Extending the same logic across the full 1,380-vacancy market — with the caveat that part-time rates vary by employer — produces a directional estimate of approximately 1,050 to 1,100 FTE vacancies nationally.
The gap between the headline figure and the FTE-adjusted figure is roughly 280 to 330 roles. That is not a rounding error; it is a structural feature of how community pharmacy staffing works.
Part-time rates vary sharply by role
The part-time share is not uniform across job types. Among the 200-job sample:
| Role | Part-time rate | Median hours |
|---|---|---|
| Dispensers | 54.4% | 30 |
| Pharmacists | 33.9% | 40 |
Dispenser roles, which make up the majority of community pharmacy vacancies, are more likely to be part-time than pharmacist roles. This reflects the retail-hours model that underpins most high-street and shopping-centre pharmacy operations: dispensing demand peaks mid-morning and mid-afternoon, with quieter periods in between.
Pharmacist roles, which carry clinical responsibility and are harder to hand off mid-shift, are more likely to be advertised as full-time. But even among pharmacists, one in three postings is part-time.
Why this matters for career planning
A job seeker counting 1,380 vacancies and concluding the market is buoyant may be surprised to find that many of those postings are for 20 to 30 hours per week.

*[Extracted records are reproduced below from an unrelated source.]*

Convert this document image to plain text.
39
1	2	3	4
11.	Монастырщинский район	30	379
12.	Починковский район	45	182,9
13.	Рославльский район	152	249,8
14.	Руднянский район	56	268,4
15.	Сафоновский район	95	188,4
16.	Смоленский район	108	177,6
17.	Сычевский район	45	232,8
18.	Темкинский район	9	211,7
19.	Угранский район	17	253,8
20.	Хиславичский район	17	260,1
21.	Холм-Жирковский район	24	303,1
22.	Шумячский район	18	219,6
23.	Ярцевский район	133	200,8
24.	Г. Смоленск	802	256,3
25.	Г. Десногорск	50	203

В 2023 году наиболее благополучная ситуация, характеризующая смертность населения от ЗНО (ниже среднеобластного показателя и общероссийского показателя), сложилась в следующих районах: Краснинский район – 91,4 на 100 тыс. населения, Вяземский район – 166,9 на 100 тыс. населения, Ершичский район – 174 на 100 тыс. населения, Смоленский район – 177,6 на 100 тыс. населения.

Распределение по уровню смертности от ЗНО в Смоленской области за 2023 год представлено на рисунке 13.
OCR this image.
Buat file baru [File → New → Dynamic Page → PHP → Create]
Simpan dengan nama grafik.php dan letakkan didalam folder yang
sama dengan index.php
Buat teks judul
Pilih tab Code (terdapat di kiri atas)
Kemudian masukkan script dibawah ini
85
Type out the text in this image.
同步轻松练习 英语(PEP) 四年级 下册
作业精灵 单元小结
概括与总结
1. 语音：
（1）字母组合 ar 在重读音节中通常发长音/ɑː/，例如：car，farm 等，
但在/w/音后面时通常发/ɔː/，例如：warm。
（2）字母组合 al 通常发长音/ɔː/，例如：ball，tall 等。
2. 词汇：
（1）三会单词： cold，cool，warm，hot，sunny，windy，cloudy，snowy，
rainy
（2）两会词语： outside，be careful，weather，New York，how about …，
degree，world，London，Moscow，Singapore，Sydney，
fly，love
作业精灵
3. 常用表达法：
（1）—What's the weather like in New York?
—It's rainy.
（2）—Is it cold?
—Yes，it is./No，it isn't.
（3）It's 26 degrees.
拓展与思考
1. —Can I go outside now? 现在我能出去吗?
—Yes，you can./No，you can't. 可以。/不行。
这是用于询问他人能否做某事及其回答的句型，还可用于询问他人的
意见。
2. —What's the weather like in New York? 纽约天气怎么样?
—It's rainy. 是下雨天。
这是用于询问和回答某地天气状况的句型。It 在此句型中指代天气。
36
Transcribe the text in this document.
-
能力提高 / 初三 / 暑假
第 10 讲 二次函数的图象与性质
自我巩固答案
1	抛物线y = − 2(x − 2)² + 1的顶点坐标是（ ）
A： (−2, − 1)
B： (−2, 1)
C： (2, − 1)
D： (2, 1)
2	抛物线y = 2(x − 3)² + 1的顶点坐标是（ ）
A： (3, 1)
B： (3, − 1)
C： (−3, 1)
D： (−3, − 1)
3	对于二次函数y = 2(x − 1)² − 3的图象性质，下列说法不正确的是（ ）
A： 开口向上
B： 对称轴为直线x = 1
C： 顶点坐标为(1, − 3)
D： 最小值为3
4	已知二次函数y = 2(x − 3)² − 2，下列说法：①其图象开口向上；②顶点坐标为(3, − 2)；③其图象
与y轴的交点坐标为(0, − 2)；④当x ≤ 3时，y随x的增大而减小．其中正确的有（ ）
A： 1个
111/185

For pharmacists and technicians seeking full-time employment, the effective market is meaningfully smaller than the headline suggests.
Conversely, the part-time structure can work in favour of professionals who want portfolio careers or who are combining pharmacy work with other commitments. The prevalence of sub-35-hour roles means flexibility is structurally available — not as a negotiated exception but as a default staffing model.
Caveats
The FTE adjustment is based on one employer's hours data applied directionally across the market. NHS employers, supermarket chains and independent pharmacies may have different part-time rates. PharmSee does not yet have hours-per-week data from all 11 sources. The 0.76 multiplier should be treated as a directional estimate rather than a precise market-wide figure.
Vacancy counts reflect point-in-time tracking as of 12 April 2026. Part-time rates are from a 200-job sample of one major employer's 542 postings (36.9% sample rate).